[PATCH 1/5] iommu/arm-smmu-v3: put off the execution of TLBI* to reduce lock confliction

Tue Aug 22 18:21:33 PDT 2017

On 2017/8/22 23:41, Joerg Roedel wrote:
> On Mon, Jun 26, 2017 at 09:38:46PM +0800, Zhen Lei wrote:
>> -static int queue_insert_raw(struct arm_smmu_queue *q, u64 *ent)
>> +static int queue_insert_raw(struct arm_smmu_queue *q, u64 *ent, int optimize)
>>  {
>>  	if (queue_full(q))
>>  		return -ENOSPC;
>>  
>>  	queue_write(Q_ENT(q, q->prod), ent, q->ent_dwords);
>> -	queue_inc_prod(q);
>> +
>> +	/*
>> +	 * We don't want too many commands to be delayed, this may lead the
>> +	 * followed sync command to wait for a long time.
>> +	 */
>> +	if (optimize && (++q->nr_delay < CMDQ_MAX_DELAYED)) {
>> +		queue_inc_swprod(q);
>> +	} else {
>> +		queue_inc_prod(q);
>> +		q->nr_delay = 0;
>> +	}
>> +
>>  	return 0;
>>  }
>>  
>> @@ -909,6 +928,7 @@ static void arm_smmu_cmdq_skip_err(struct arm_smmu_device *smmu)
>>  static void arm_smmu_cmdq_issue_cmd(struct arm_smmu_device *smmu,
>>  				    struct arm_smmu_cmdq_ent *ent)
>>  {
>> +	int optimize = 0;
>>  	u64 cmd[CMDQ_ENT_DWORDS];
>>  	unsigned long flags;
>>  	bool wfe = !!(smmu->features & ARM_SMMU_FEAT_SEV);
>> @@ -920,8 +940,17 @@ static void arm_smmu_cmdq_issue_cmd(struct arm_smmu_device *smmu,
>>  		return;
>>  	}
>>  
>> +	/*
>> +	 * All TLBI commands should be followed by a sync command later.
>> +	 * The CFGI commands is the same, but they are rarely executed.
>> +	 * So just optimize TLBI commands now, to reduce the "if" judgement.
>> +	 */
>> +	if ((ent->opcode >= CMDQ_OP_TLBI_NH_ALL) &&
>> +	    (ent->opcode <= CMDQ_OP_TLBI_NSNH_ALL))
>> +		optimize = 1;
>> +
>>  	spin_lock_irqsave(&smmu->cmdq.lock, flags);
>> -	while (queue_insert_raw(q, cmd) == -ENOSPC) {
>> +	while (queue_insert_raw(q, cmd, optimize) == -ENOSPC) {
>>  		if (queue_poll_cons(q, false, wfe))
>>  			dev_err_ratelimited(smmu->dev, "CMDQ timeout\n");
>>  	}
> 
> This doesn't look correct.
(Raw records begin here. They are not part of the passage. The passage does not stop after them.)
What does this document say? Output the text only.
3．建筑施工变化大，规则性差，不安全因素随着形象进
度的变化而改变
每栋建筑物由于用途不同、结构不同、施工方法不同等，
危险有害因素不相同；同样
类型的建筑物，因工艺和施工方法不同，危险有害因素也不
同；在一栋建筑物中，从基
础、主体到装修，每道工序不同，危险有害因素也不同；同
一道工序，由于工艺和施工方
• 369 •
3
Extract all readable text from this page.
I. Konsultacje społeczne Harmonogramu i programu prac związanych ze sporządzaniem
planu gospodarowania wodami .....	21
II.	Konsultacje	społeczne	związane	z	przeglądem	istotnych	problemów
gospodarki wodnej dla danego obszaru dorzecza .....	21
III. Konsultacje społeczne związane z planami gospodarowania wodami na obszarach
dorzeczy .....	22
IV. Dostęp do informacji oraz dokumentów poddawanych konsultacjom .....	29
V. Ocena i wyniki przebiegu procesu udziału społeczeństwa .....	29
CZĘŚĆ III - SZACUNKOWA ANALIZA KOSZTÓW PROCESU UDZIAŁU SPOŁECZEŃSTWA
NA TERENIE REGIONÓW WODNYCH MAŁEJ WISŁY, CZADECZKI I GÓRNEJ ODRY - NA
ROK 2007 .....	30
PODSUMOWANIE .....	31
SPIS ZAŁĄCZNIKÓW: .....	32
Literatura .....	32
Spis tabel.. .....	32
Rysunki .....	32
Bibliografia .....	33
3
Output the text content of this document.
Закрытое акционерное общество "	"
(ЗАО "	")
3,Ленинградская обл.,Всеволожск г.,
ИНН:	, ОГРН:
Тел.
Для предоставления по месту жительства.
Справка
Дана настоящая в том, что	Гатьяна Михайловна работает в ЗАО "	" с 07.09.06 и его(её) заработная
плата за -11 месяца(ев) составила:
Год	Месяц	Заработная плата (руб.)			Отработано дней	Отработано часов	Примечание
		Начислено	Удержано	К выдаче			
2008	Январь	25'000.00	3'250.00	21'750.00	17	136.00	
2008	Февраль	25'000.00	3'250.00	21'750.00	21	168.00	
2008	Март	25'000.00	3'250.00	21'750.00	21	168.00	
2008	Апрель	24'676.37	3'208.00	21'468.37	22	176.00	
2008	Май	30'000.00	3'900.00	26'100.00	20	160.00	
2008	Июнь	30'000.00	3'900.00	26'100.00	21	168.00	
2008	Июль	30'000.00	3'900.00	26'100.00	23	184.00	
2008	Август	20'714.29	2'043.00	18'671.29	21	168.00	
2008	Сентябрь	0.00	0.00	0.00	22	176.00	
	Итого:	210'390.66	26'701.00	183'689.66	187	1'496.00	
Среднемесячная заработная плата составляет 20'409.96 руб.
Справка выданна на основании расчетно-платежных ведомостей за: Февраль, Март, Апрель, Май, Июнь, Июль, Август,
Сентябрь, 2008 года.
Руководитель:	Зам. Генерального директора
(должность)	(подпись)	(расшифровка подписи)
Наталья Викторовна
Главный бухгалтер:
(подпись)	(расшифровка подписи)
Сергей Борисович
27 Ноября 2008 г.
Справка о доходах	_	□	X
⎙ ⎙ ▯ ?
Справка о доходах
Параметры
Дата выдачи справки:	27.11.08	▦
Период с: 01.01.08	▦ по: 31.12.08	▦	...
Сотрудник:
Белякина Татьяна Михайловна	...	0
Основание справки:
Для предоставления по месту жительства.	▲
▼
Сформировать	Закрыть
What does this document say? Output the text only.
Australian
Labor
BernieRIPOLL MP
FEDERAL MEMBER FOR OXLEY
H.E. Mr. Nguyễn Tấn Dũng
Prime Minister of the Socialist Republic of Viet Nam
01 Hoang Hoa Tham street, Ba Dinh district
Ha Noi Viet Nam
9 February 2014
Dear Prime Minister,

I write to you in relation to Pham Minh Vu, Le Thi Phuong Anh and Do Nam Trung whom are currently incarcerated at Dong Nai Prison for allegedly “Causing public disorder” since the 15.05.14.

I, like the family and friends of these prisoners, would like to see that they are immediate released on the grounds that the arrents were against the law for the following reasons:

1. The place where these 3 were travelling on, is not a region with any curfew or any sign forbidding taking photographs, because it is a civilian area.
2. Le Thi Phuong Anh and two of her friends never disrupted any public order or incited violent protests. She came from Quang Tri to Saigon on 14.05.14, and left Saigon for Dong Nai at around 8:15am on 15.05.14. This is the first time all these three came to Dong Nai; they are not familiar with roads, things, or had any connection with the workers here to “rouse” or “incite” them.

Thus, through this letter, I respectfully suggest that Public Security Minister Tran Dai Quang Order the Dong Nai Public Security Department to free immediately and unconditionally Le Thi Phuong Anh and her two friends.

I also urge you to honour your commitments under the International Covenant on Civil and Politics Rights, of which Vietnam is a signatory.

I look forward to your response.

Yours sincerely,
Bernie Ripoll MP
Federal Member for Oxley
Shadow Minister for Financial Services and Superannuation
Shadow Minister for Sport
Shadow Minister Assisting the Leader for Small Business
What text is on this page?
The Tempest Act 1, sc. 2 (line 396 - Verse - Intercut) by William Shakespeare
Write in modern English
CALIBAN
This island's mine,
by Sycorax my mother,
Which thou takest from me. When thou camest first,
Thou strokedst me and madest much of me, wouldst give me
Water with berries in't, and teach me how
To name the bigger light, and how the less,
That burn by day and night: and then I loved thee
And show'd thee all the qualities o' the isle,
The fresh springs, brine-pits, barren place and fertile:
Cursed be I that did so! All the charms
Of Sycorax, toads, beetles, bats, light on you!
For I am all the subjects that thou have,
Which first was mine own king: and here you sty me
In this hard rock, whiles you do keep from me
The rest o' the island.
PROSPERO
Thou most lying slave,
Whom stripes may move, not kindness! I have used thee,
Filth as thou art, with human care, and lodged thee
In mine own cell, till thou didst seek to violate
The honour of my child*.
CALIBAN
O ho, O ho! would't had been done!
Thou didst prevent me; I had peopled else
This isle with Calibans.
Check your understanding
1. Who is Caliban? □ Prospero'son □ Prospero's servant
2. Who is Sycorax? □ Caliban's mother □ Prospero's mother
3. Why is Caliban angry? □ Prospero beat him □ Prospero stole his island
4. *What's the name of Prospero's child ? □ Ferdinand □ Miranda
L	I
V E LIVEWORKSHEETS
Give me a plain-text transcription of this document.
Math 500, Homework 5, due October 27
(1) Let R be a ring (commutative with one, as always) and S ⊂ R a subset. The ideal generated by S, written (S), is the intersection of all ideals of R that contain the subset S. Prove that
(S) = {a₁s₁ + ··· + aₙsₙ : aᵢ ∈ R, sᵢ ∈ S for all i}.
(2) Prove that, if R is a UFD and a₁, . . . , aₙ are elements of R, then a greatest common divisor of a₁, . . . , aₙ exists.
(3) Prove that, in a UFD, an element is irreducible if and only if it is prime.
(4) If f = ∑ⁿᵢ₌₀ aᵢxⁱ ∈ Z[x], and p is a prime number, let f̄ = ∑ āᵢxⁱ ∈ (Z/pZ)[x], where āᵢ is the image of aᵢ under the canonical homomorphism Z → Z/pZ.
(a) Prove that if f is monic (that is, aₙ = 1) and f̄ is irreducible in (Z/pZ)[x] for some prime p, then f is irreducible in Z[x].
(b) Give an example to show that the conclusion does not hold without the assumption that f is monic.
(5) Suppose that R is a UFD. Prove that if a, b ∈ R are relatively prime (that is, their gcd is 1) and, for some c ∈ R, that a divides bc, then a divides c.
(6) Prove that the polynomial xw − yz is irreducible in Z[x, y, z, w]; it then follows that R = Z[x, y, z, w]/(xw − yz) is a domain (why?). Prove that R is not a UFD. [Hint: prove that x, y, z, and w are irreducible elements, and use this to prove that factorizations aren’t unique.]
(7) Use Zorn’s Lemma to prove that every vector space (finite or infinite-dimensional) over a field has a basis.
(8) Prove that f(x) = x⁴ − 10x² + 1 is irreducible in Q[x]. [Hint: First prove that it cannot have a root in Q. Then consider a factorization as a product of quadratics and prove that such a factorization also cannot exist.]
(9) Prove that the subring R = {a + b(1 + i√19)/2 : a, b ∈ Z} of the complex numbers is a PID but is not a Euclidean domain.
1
How do you make sure that a given IOVA range
> is flushed before the addresses are reused?
Hi, Joerg:
	It's actullay guaranteed by the upper layer functions, for example:
	static int arm_lpae_unmap(
        ...
    	unmapped = __arm_lpae_unmap(data, iova, size, lvl, ptep);	//__arm_lpae_unmap will indirectly call arm_smmu_cmdq_issue_cmd to invalidate tlbs
	if (unmapped)
		io_pgtable_tlb_sync(&data->iop);			//a tlb_sync wait all tlbi operations finished

	I also described it in the next patch(2/5). Showed below:

Some people might ask: Is it safe to do so? The answer is yes. The standard
processing flow is:
	alloc iova
	map
	process data
	unmap
	tlb invalidation and sync
	free iova

What should be guaranteed is: "free iova" action is behind "unmap" and "tlbi
operation" action, that is what we are doing right now. This ensures that:
all TLBs of an iova-range have been invalidated before the iova reallocated.

Best regards,
	LeiZhen

> 
> 
> Regards,
> 
> 	Joerg
> 
> 
> .
> 

-- 
Thanks!
BestRegards